Inside the
Decision Room
A production by William Chang
(SCENE — A seemingly endless meeting table stretches across the vacant admissions boardroom. At one end of the table is one and the only window in this room, who allowed the dazzling sunset to illuminate half of the sacred space. Seven middle-aged mortals rest in the other half of the room, in the dark. It has been this time of the year again, when the 7 knights of the round table come together to make life-and-death decisions for the thousands whose futures lay in their hands. And yet, seemed to have gotten used to the weight of the venerated matter, the 7 mortals simply sink into their leather arm-chairs.)
Silence.
A giant figure emerges from the sole entrance of the room. He strides towards the front of the room with an immense grin on his face. He seems to be the only enthusiast in the room.

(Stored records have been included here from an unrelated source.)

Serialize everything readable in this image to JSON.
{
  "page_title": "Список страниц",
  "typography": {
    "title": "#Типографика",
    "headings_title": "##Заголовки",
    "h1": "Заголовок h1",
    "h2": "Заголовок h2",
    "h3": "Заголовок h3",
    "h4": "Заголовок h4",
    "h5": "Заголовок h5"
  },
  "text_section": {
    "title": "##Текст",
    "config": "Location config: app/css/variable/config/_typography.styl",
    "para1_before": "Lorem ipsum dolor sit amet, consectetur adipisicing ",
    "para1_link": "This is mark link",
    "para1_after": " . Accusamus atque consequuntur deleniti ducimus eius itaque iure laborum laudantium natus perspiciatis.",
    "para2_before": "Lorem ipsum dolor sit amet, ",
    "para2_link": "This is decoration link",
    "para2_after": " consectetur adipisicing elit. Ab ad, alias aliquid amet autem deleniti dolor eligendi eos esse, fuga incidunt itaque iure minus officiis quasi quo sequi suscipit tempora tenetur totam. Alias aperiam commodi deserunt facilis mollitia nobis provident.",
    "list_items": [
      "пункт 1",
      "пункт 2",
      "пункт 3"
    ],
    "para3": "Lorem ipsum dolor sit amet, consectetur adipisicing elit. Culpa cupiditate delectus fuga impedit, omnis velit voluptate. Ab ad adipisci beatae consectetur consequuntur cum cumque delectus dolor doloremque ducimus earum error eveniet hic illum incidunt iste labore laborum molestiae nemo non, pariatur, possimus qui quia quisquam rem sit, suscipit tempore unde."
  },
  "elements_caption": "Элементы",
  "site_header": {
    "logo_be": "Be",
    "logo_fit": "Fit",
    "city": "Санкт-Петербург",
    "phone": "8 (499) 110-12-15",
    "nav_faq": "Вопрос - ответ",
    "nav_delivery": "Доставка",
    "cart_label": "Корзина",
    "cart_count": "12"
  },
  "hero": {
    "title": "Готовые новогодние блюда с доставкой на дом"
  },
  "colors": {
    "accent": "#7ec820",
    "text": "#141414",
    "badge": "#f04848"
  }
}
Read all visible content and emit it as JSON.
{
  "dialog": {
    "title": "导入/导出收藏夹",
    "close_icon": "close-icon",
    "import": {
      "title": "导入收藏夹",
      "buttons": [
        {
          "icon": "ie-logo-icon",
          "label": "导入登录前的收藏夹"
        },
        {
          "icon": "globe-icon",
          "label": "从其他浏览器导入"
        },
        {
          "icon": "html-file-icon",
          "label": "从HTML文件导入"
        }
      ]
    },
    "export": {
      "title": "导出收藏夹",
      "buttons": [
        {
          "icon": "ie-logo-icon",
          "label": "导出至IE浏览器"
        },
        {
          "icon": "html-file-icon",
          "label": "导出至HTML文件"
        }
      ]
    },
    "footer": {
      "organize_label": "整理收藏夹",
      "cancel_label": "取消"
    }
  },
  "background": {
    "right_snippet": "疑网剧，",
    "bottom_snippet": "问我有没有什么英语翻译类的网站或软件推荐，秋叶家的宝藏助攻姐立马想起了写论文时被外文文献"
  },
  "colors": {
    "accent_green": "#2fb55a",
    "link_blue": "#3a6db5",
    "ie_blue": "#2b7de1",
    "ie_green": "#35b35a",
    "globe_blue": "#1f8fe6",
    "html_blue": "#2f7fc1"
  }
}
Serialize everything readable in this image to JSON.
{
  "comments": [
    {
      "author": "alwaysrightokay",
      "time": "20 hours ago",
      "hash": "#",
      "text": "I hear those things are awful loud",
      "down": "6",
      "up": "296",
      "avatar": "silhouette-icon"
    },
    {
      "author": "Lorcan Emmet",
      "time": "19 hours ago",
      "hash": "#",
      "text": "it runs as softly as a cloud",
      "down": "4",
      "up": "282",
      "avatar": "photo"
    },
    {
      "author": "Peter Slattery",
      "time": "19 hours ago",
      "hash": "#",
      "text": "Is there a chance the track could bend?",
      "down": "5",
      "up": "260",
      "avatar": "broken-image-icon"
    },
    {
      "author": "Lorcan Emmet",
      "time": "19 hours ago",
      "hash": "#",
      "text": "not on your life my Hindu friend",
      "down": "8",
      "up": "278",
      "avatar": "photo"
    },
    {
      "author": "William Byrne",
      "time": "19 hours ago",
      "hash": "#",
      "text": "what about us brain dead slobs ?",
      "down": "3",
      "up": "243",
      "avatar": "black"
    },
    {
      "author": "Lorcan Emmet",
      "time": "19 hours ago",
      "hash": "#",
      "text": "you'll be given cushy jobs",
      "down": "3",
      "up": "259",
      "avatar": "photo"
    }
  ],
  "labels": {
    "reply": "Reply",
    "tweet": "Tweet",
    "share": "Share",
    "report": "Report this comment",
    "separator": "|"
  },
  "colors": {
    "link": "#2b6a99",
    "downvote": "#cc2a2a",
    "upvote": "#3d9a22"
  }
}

Director: How would we like our minimum TOEFL requirement? 110? 115?
Yigal: Medium-well please. (a sense of irritation in the voice). You made this sound as easy as ordering a steak. And this isn’t.
Sensing the heavy atmosphere, the Director cut his grin and takes the seat beside Yigal.
Director: What’s the matter?
Trapani: Most TOEFL scores are now under the Automated Writing Evaluation (AWE) system; in other words, computers rather than humans are grading these tests. I think we should reevaluate the use of TOEFL scores to assess student writing in the context of admissions.
Director: I see, what do the others think?
Trapani quickly nudges Paul with her shoulder when the Director looks away.
Paul: I agree, it is clear that machine scoring is unable to measure features such as the meaningfulness of content or rhetorical effectiveness. It measures text quality but not writing skills...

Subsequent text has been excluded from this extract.